I believe they do, actually. I read some blurb by whichever organisation it is that does these tests once, and they have a number of different tests: time to connect, percentage of calls that get disconnected mid-call, etc. I think the phenomenon you describe is caused by a couple of factors: one is network overload, and one is that the signal-strength indicator on the phone is based on the last time your phone checked for cells, so, when you’re moving, it can tell you what the signal strength was where you were a minute ago rather than where you are now. I think. Anyway, in my experience, all the networks except T-Mobile have those problems (T-Mobile may have them too, but I’ve never tried them).

> Basically, the UK is not California.

Exactly, yes. It’ll be interesting to see whether British consumers buy the phone on the strength of rave reviews from the US, where it works properly, or don’t because of the network/hardware compatibility issues.

Indeed. It does seem to me that as a product, the UK iPhone is groovy. As a package, it isn’t.
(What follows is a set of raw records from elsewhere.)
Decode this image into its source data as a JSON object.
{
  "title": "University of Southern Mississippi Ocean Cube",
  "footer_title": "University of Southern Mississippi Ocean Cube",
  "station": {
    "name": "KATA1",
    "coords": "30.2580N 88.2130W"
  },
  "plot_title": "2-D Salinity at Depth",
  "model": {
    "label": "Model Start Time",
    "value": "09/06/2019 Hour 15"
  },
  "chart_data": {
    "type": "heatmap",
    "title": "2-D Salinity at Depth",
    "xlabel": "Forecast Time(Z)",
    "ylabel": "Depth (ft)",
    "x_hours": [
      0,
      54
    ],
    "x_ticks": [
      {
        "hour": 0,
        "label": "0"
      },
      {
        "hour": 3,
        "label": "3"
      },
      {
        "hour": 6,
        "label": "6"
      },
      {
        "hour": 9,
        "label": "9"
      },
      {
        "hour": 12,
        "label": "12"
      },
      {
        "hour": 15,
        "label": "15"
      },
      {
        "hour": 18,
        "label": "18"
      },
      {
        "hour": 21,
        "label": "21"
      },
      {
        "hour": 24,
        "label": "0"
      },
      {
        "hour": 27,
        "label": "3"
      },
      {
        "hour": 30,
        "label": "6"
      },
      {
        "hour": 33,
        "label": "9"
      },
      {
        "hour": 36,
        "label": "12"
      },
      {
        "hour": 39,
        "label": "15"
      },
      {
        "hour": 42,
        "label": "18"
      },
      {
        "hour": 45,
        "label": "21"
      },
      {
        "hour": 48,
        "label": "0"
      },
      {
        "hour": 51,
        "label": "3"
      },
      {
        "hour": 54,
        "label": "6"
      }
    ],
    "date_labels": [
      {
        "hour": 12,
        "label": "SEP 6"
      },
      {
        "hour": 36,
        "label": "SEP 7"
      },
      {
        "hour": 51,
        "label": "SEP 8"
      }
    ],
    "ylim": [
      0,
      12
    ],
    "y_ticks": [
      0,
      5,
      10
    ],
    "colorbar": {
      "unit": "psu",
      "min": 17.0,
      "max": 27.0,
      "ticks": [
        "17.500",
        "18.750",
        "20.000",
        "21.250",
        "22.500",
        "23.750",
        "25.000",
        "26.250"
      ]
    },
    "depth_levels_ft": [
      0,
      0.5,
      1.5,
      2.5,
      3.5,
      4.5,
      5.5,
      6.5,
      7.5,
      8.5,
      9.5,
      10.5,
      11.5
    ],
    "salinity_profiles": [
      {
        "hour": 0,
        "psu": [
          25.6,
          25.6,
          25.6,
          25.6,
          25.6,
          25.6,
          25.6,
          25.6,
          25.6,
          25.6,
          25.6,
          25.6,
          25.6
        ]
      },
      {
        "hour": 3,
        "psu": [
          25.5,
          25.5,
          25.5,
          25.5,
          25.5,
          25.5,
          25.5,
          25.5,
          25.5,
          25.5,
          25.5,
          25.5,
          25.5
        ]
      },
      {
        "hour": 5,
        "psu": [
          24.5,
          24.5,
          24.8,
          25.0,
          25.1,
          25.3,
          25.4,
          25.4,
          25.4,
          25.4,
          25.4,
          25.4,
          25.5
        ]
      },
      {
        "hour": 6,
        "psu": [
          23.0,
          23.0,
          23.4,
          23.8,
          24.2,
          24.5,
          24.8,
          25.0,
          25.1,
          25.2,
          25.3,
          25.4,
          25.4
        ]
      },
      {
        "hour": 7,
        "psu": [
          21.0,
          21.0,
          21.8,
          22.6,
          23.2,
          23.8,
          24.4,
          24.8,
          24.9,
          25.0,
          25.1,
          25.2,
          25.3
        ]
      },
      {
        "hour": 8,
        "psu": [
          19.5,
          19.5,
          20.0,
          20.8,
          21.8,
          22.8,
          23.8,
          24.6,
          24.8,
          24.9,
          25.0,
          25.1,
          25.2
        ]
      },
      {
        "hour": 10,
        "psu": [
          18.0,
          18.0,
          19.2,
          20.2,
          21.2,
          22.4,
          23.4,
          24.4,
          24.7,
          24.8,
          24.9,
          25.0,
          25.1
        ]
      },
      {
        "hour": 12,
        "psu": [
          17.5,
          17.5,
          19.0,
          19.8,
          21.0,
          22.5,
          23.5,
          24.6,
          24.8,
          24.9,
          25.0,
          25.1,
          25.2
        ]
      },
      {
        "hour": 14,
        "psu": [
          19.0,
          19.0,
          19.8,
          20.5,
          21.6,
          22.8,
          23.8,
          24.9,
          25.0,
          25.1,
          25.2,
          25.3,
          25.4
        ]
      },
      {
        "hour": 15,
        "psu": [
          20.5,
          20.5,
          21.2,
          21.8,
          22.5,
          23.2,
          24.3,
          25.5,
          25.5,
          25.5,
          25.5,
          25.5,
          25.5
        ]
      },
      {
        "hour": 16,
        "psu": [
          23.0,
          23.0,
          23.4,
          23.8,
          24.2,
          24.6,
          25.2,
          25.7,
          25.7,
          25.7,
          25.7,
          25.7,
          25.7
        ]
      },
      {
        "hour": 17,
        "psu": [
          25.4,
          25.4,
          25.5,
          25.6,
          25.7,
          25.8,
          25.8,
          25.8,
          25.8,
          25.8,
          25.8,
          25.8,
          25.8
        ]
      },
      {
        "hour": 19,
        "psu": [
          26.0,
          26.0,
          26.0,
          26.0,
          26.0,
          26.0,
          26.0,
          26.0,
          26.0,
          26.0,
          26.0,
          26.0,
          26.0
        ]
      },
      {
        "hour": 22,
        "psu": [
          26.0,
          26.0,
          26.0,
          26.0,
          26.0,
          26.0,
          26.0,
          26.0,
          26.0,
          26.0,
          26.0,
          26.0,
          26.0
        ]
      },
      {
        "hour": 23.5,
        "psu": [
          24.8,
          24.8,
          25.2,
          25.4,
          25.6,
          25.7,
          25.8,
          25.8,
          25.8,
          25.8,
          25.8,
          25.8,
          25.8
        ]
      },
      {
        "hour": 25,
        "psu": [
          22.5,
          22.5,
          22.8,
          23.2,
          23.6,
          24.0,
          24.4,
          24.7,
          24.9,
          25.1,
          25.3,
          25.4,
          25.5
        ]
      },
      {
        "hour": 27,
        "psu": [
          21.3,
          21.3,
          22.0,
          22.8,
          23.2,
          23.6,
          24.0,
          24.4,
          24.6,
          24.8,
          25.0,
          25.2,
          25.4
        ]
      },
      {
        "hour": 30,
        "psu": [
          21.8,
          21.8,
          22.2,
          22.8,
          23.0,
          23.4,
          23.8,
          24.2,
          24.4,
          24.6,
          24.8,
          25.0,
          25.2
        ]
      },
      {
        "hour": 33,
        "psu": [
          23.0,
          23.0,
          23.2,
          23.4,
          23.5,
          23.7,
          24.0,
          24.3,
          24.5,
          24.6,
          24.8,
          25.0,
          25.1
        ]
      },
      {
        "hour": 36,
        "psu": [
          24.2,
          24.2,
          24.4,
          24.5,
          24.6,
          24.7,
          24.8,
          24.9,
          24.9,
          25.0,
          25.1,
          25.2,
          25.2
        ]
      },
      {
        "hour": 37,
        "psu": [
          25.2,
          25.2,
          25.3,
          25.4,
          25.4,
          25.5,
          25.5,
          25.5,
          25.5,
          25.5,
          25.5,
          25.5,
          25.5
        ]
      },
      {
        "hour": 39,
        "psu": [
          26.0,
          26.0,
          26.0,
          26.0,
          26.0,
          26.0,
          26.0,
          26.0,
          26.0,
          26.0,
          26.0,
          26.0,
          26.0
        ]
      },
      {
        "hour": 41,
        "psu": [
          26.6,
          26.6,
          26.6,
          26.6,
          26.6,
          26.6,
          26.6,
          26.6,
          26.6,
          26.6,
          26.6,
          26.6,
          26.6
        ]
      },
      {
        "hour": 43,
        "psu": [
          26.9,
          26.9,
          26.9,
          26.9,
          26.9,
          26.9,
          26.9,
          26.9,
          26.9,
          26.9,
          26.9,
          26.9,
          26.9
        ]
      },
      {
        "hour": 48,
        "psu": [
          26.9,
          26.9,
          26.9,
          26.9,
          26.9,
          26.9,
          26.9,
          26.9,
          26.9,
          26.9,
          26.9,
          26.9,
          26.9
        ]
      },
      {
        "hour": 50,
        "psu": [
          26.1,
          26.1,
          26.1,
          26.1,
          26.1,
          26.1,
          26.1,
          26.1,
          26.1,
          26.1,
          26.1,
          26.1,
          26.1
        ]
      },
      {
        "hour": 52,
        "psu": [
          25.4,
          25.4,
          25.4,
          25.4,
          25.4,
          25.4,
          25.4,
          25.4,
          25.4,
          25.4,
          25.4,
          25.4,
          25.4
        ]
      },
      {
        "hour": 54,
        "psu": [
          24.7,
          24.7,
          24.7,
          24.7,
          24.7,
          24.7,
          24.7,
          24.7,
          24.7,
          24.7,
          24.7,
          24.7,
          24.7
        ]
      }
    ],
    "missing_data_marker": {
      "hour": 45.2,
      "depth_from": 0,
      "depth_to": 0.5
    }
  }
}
Aha! I believe that I have found the most useless feature of the week. The whole tilt-sensitive thing on the iphone and ipod touch. It only works vertically. I would be very surprised if anyone, in the world, like, ever, looked at a video product vertically. Or even at 50 degrees. After playing with an ipod touch, I have discovered that, unless it is near enough vertical, the landscape/portrait feature don’t work.

To be really honest, and not facetious, I really want an ipod touch or iphone less since I played with one on Regent’s street.

I don’t know. It was quite hard to get a hold of one for very long (really busy!)

Since the display doesn’t change when you are looking down at it, you can lift it vertically, rotate it then put it back down. Whatever orientation the screen was when vertical is retained when horizontal. This was a majorly hyped feature that I think is actually less easy to use than the Windows Mobile technique of tapping the once on the bottom corner of the screen.